According to a recent study on the eating and spending habits of 1,000 Seattle residents, the relatively high cost of nutritious foods is one reason some people make poor food choices.
“These kids are not going to Trader Joe’s or Whole Foods,” said Davison of his interns, many of them from Yesler Terrace, where the median annual income is just above $10,000.
Back in the kitchen, the youngsters argued about ingredients. “I need seasoning salt!” yelled Jazmine Simmons, 17, realizing she also needed paprika if she was to finish. “Is there more chicken? They’re hogging all the chicken.”
The oral jousting didn’t keep any of them from finishing the dish they’ve been perfecting for the past few weeks — pizza.
“We’re all family; we argue all the time,” said Andrea Brown, 15, who will be a sophomore at Garfield High School. She knew little about food preparation before joining STARTS but today is making pesto.

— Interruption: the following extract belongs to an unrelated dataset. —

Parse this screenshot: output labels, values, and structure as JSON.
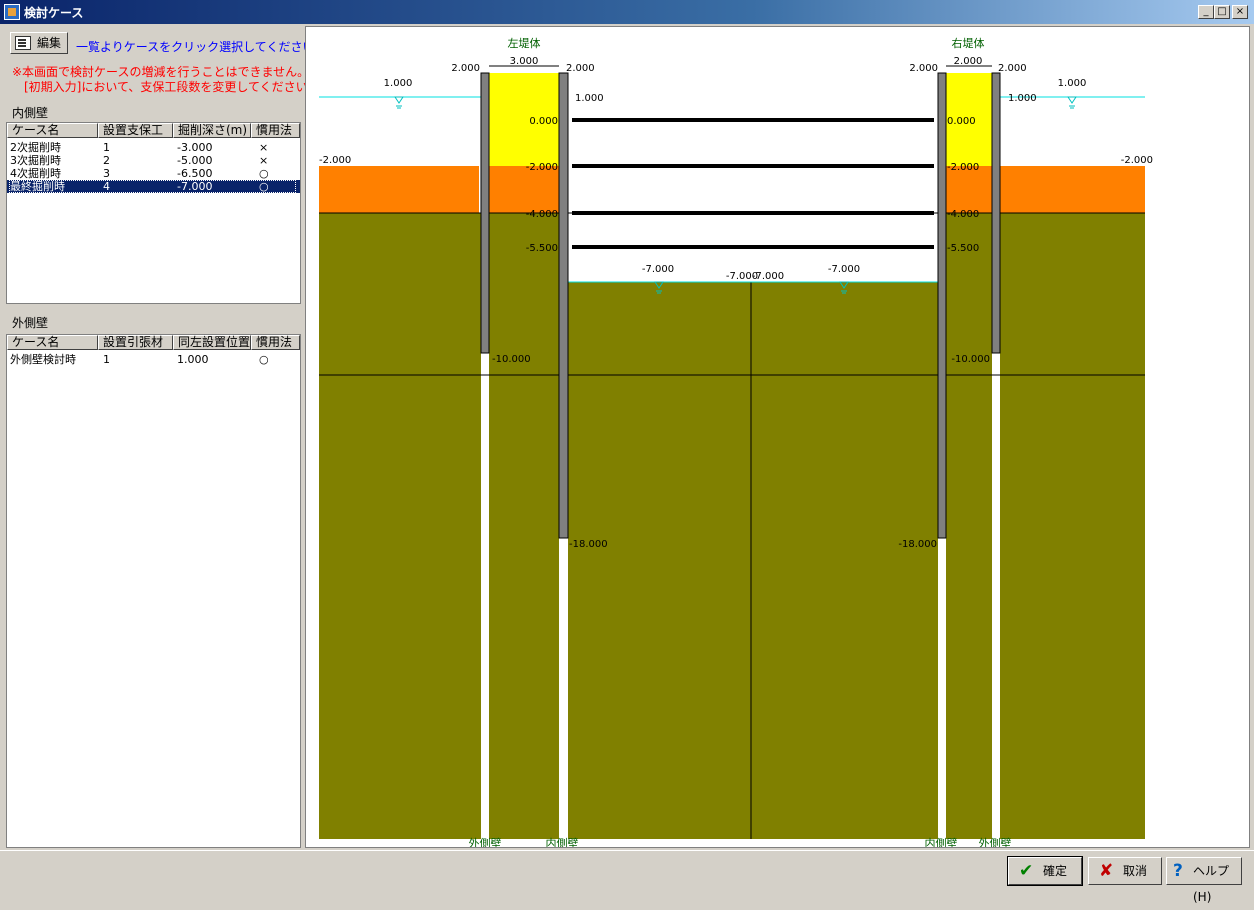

Part of the teens’ job is to create a dish that will be sold at the Cortona Cafe. They work in pairs to create four different pizzas, all healthful and some gluten-free.
There is a breakfast pizza, a chicken-pesto pizza, a broccoli pizza and chicken-herb pizza. Teams are stationing themselves in front of the Cortona Cafe or the Madison Market less than a mile away to taste-test their dishes, with the most popular one to be added to Cortona’s menu.
“The breakfast pizza is really good,” said Simmons, taking tongs and a plate of chicken slices to the grill outside.
Davison can’t help but smile when he talks about the group, whose ages range from 14 to 18.
Actually, he smiles at just about everything, except when he hears someone refer to the STARTS youngsters as “at risk.”
“In our culture we just throw that term around,” he said. “These are kids that are super intelligent” but may have been exposed to violence, poverty or unstable homes, he said. “They just need someone to believe in them.”
Four days a week, STARTS and its partners — including urban farms such as Ground Up Yesler and Green Plate Special in addition to chefs and nutritionists — mentor the group.
In addition to Thursdays in the kitchen, Mondays are dedicated to composting. On Tuesdays, the teens head to a farm to pick produce and learn such things as how to set up sprinkler systems. And Wednesdays, they sell locally grown produce outside the Cortona Cafe, giving the proceeds back to the farmers — minus a small percentage for their work.
“This is rainbow chard,” said Jeremiah Nguyen, 18, pointing to bunches of yellow-, orange- and purple-stalked leaves. “It’s only $2 and you can chop it and put it in a salad. It’s really good.”
He came to the program through a recommendation from a former employer.
“Sometimes it’s tough … stressful,” he said, referring to his life outside of STARTS. More than once he’s called Davison for advice. “We’re just a big ol’ group, all working to make something good,” said Nguyen.
Back at the kitchen, the teens put finishing touches on their dishes. The oven was prepped and the dough for 12 personal-size pizzas was waiting.
During their kitchen time this week, the group planned to pore over public comments from the taste tests to decide which two pizzas make the cut. One will be vegan and gluten-free, and the other “omnivore friendly.”
“They’re all good,” said Simmons. “But I’m still going to win.”